5. The integrated circuit of claim 1, wherein:

a. the standard used by the common off the shelf storage device is peripheral component interconnect express; and

b. the common off the shelf storage device comprises:

i. a host bus adapter; and

ii. a non-transitory computer readable medium selected from the group consisting of:

1) a hard disk; and

2) a solid state drive.

6. The integrated circuit of claim 1, wherein:

a. the integrated circuit is located on a printed circuit board which also houses the processor; and

b. the printed circuit board is integrated into a single physical device with a data source configured to generate data stored via the integrated circuit.

7. A method comprising:

a. receiving, at a processor, a request to store data;

b. the processor determining a data storage location on a storage device;

c. communicating a transfer descriptor comprising the data storage location and a length for the data to be stored from the processor to an integrated circuit;

d. an integrated circuit transferring the data to be stored from a first memory to a second memory;

e. communicating a write request for the data to be stored from the integrated circuit to a common off the shelf storage device;

f. the common off the shelf storage device initiating a direct memory access transfer with the integrated circuit for the data to be stored; and

g. transferring the data to be stored from the second memory to the common off the shelf storage device according to the direct memory access transfer;

wherein:

i. the integrated circuit transfers the data to be stored from the first memory to the second memory before the common off the shelf storage device initiates the direct memory access transfer;

ii. the method is performed without an operating system.

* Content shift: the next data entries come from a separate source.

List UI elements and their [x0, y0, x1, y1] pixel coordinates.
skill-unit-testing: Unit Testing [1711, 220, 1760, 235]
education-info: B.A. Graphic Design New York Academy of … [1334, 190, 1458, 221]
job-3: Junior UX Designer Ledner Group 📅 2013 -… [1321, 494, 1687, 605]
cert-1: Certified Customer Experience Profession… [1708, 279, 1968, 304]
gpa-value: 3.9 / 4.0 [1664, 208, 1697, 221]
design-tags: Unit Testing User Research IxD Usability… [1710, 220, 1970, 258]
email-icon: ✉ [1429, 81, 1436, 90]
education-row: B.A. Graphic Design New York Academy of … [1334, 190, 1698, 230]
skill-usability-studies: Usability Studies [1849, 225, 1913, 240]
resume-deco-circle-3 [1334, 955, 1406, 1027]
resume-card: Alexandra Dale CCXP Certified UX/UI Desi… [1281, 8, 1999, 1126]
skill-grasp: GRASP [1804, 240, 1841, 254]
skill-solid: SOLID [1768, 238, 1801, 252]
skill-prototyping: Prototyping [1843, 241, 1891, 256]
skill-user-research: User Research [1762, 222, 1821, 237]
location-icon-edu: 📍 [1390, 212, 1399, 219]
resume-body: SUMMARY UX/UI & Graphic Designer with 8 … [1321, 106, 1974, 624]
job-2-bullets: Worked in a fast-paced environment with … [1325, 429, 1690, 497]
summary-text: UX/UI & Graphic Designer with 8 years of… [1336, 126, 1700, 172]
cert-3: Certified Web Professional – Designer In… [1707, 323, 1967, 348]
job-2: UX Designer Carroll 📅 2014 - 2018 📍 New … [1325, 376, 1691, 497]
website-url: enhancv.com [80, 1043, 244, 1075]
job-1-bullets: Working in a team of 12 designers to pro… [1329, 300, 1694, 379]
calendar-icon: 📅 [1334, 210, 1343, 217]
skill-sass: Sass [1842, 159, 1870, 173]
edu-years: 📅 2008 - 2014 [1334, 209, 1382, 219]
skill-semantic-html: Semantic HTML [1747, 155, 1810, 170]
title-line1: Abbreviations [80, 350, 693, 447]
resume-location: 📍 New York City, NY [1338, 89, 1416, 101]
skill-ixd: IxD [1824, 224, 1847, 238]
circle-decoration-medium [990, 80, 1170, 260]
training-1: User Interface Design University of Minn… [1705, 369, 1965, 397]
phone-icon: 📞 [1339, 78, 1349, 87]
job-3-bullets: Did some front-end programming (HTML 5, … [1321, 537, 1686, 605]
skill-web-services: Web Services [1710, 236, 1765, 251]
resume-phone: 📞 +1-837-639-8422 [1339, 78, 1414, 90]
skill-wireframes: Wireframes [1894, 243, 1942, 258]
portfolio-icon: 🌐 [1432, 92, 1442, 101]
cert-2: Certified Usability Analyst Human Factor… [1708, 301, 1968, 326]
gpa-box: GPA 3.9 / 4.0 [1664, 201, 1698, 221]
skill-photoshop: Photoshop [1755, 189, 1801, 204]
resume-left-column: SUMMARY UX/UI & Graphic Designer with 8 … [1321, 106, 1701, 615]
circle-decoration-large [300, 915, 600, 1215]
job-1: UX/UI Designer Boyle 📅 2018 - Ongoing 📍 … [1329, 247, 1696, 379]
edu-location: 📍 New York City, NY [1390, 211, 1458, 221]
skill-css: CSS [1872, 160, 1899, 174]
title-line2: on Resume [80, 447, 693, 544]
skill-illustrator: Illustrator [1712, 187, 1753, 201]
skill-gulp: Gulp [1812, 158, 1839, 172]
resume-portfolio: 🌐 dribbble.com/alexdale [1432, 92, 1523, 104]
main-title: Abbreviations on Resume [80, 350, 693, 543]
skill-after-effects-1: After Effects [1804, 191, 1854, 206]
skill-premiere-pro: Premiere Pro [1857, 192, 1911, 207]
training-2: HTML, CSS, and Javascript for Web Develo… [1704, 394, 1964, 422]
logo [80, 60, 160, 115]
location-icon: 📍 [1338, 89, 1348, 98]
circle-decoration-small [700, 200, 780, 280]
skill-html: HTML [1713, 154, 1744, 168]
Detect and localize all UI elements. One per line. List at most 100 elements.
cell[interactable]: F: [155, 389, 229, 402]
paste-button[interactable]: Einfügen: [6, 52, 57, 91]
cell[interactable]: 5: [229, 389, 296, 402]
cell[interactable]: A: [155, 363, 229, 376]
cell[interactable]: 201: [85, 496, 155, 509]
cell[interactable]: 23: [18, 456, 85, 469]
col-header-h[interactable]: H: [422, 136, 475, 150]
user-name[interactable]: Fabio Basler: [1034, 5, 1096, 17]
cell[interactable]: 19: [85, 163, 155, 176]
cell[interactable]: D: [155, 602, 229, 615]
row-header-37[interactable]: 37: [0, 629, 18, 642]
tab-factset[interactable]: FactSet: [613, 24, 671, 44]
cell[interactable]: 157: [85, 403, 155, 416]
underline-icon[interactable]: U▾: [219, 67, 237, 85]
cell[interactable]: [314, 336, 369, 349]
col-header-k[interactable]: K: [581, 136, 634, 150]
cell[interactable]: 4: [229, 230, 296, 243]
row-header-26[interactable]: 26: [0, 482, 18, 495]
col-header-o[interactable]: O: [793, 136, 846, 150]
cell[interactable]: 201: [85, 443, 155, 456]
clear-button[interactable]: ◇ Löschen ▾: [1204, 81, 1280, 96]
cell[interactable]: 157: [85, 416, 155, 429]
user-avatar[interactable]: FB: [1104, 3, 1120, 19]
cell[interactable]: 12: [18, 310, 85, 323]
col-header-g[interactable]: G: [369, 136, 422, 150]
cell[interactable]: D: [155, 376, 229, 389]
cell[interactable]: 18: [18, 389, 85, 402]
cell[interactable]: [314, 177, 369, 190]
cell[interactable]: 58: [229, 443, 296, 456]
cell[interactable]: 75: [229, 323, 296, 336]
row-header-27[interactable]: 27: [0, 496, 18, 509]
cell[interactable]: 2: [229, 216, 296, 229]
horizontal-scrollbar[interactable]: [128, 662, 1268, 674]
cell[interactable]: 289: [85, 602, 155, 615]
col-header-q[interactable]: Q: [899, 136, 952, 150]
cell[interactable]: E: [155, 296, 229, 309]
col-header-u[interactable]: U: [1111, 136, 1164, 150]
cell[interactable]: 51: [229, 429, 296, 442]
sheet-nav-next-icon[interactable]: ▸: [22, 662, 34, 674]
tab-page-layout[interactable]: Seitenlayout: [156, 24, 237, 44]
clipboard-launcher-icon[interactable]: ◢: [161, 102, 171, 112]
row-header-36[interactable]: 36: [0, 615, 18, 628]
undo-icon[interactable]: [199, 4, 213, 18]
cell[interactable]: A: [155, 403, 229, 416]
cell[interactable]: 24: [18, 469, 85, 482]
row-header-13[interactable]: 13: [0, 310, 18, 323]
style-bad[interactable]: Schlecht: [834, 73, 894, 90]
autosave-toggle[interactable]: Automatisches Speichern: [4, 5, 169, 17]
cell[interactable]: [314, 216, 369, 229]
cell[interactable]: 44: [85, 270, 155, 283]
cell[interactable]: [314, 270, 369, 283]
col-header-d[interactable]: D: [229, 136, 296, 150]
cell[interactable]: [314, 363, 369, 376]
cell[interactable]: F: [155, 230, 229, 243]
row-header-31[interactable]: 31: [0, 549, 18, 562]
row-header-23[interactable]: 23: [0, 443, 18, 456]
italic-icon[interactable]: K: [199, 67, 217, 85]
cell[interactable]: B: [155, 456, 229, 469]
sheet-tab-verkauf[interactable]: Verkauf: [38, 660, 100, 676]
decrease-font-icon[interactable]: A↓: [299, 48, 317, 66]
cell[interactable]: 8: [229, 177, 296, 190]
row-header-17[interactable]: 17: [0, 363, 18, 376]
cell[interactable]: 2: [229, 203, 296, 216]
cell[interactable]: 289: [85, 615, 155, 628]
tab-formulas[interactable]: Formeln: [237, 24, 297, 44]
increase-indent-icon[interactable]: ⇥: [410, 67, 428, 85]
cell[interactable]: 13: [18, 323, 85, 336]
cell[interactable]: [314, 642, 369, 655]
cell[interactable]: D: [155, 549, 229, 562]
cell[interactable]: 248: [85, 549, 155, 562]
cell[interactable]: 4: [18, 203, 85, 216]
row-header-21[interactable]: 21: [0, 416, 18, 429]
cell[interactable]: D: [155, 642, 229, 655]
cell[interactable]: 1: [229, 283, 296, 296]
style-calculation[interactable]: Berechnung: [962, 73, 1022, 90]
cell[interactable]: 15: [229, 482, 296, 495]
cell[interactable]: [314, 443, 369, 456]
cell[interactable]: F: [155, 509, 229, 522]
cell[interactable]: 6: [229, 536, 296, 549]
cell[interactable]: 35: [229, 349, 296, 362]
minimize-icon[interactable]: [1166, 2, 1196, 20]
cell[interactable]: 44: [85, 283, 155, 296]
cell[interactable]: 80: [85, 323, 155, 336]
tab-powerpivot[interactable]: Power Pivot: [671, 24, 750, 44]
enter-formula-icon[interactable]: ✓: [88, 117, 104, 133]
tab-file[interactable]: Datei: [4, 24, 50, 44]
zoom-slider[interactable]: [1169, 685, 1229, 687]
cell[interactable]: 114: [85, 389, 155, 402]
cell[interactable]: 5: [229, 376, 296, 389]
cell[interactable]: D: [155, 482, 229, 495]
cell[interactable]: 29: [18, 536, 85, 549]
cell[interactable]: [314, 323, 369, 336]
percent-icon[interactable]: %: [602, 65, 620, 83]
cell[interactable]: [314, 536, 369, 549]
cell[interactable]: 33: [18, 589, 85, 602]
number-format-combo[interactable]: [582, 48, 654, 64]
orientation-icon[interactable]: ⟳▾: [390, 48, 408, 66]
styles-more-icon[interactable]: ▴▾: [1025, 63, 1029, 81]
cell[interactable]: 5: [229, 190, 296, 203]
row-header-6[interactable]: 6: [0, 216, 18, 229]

8. The method of claim 7, wherein the integrated circuit is a field programmable gate array.

9. The method of claim 7 wherein:

b. the printed circuit board is integrated into a single physical device with a data source configured to generate the data to be stored.

10. The method of claim 7, wherein:

a. the first memory comprises a random access memory which is external to the integrated circuit; and

b. the second memory comprises a cache which is located on the integrated circuit.

11. The method of claim 7, wherein:

a. the common off the shelf storage device communicates using peripheral component interconnect express; and

b. the common off the shelf storage device comprises:

i. a host bus adapter; and

1) a hard disk; and

2) a solid state drive.

12. A machine comprising:

a. a processor;

b. a memory; and

c. a means for prefetching data from the memory and communicating the prefetched data to a common off the shelf storage device according to requests from the processor.

13. The machine of claim 12, wherein:

a. the means for prefetching data from the memory and communicating the prefetched data to a common off the shelf storage device according to requests from the processor is located on a printed circuit board which also houses the processor and the memory; and

b. the printed circuit board is integrated into a single physical device with a data source configured to generate the data to be communicated to the common off the shelf storage device.

14. The machine of claim 12, wherein the means for prefetching data from the memory and communicating the prefetched data to a common off the shelf storage device according to requests from the processor is a field programmable gate array.

15. The machine of claim 12, wherein means for prefetching data from the memory and communicating the prefetched data to a common off the shelf storage device according to requests from the processor is configured to communicate the prefetched data to the common off the shelf storage device using peripheral component interconnect express.